Le scocciava terribilmente essere chiamata col cognome di mio padre, e però si è dovuta rassegnare quando ho cominciato ad andare a scuola. Ma anche lì, si è sempre firmata anche col suo cognome.
Questa idiosincrasia di mia madre è passata anche a me. Anche se mi piace tantissimo il cognome di mio marito e odio il mio, non mi presenterei mai come "la signora A.". Ho in sommo orrore la burocrazia anglosassone, per cui da sposata "perdi" il tuo cognome e ti viene appioppato quello di tuo marito.
Poi però vai all'università e vedi docenti di ruolo che si presentano col cognome del marito, quasi come se fosse un vanto o come essere se stesse non fosse abbastanza.

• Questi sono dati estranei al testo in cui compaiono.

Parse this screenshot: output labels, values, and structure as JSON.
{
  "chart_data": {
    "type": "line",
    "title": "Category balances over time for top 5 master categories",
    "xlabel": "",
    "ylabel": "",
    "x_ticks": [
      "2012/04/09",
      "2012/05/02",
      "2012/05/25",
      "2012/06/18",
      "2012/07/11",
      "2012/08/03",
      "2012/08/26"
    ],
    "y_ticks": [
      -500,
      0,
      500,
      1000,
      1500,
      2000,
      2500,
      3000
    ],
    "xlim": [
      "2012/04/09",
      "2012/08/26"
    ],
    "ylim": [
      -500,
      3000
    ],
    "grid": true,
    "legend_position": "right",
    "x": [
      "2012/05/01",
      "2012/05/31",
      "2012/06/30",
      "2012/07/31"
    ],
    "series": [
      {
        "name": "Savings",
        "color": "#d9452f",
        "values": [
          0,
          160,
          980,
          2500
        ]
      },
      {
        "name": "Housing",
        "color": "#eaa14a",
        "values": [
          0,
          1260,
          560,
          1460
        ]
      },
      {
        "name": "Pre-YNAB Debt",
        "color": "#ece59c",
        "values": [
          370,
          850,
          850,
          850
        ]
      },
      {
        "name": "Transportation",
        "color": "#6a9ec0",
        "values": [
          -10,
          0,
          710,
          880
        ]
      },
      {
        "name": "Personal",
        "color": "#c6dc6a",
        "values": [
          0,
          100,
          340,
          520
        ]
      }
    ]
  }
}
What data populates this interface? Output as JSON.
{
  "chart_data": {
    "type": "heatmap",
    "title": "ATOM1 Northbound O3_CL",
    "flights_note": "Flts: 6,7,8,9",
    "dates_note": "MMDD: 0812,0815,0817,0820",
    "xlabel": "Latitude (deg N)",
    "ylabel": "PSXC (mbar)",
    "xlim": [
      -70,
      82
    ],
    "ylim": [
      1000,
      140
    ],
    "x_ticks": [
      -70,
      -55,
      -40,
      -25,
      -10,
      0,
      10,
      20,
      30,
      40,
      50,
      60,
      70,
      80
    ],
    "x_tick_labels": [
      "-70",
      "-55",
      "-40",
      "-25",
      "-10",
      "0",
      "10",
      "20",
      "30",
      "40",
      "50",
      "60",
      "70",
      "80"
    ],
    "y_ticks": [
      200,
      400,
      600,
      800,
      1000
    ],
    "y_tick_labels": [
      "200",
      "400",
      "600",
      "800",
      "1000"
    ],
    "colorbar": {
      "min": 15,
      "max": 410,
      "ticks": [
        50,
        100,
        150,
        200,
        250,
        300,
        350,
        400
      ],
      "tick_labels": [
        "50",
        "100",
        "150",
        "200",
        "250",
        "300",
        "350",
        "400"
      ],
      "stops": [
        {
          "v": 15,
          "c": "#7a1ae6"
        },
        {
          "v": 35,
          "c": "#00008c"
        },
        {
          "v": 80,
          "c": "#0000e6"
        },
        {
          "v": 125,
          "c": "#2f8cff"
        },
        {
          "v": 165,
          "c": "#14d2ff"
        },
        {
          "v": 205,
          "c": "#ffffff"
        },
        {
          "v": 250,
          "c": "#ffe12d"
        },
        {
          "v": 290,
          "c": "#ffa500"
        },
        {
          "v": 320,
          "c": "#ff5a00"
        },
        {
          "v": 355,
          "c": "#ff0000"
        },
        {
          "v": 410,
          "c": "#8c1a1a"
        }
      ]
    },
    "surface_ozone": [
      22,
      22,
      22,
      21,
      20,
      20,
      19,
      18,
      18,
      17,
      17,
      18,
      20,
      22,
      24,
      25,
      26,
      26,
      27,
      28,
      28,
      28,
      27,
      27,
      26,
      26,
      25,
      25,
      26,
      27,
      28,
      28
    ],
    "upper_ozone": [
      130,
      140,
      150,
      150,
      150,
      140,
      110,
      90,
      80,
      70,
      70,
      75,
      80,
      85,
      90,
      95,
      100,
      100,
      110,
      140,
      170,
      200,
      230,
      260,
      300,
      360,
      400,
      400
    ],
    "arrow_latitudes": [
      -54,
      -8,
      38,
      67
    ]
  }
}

Conosci persone che si presentano come "mogli di" prima ancora di dire il proprio nome (e ci sta, se sono in condizioni di conoscere tuo marito, ma magari dimmelo dopo il tuo nome). Ma trovi anche persone che non si mettono la vera perché, per colpa della retorica della "moglie di", gli pare di esibire un trofeo.

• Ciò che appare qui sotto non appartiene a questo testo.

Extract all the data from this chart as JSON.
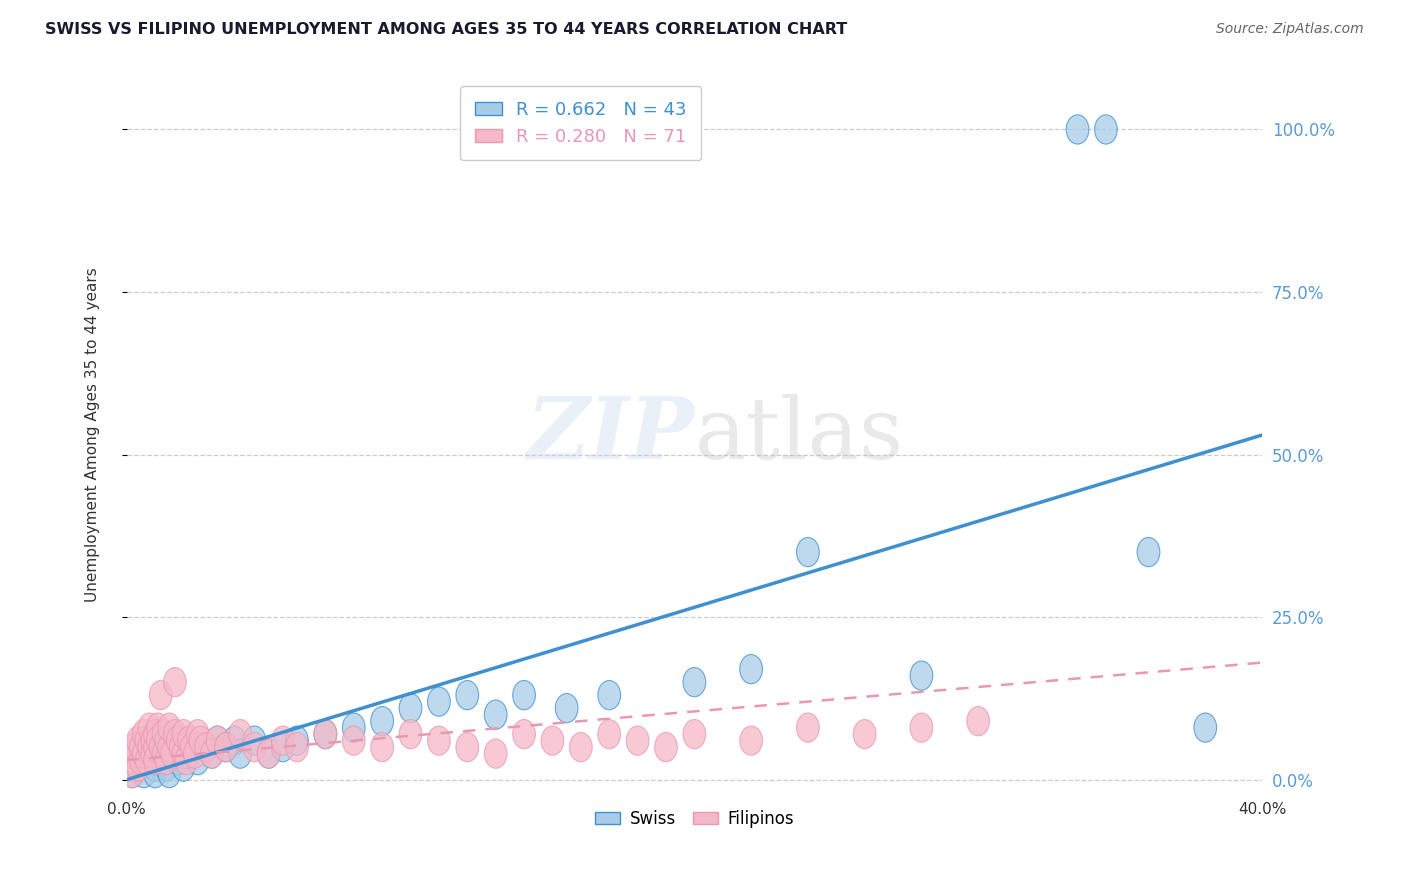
{
  "title": "SWISS VS FILIPINO UNEMPLOYMENT AMONG AGES 35 TO 44 YEARS CORRELATION CHART",
  "source": "Source: ZipAtlas.com",
  "ylabel": "Unemployment Among Ages 35 to 44 years",
  "ytick_labels": [
    "0.0%",
    "25.0%",
    "50.0%",
    "75.0%",
    "100.0%"
  ],
  "ytick_values": [
    0,
    25,
    50,
    75,
    100
  ],
  "xlim": [
    0,
    40
  ],
  "ylim": [
    -2,
    108
  ],
  "legend_swiss_label": "R = 0.662   N = 43",
  "legend_fil_label": "R = 0.280   N = 71",
  "legend_swiss_color_label": "R = 0.662",
  "legend_swiss_n_label": "N = 43",
  "legend_fil_color_label": "R = 0.280",
  "legend_fil_n_label": "N = 71",
  "swiss_color": "#a8cce8",
  "filipino_color": "#f5b8c8",
  "swiss_line_color": "#4090d0",
  "filipino_line_color": "#e898b0",
  "swiss_reg_x0": 0,
  "swiss_reg_y0": 0,
  "swiss_reg_x1": 40,
  "swiss_reg_y1": 53,
  "fil_reg_x0": 0,
  "fil_reg_y0": 3,
  "fil_reg_x1": 40,
  "fil_reg_y1": 18,
  "watermark": "ZIPatlas",
  "background_color": "#ffffff",
  "grid_color": "#c8c8c8",
  "title_color": "#1a1a2e",
  "source_color": "#666666",
  "ylabel_color": "#333333",
  "ytick_color": "#5b9bd5",
  "xtick_color": "#333333"
}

Io la vera la porto. È di oro bianco, anonima. Dentro c'è scritto il nome di Luca e la data del nostro matrimonio. A pensarci bene, avremmo potuto metterci la data del nostro anniversario "vero", ma chisse. Non è un trofeo, è una coperta di Linus. Non serve a ricordare agli altri che sono sposata, serve a ricordarlo a me. Mi ricorda che non sono sola, nel bene e nel male. Mi ricorda che ho scelto di amare e di essere amata, con tutti i vincoli e i comfort.
La mia vera non dice cosa sono: dice chi sono. Chi ho deciso di essere.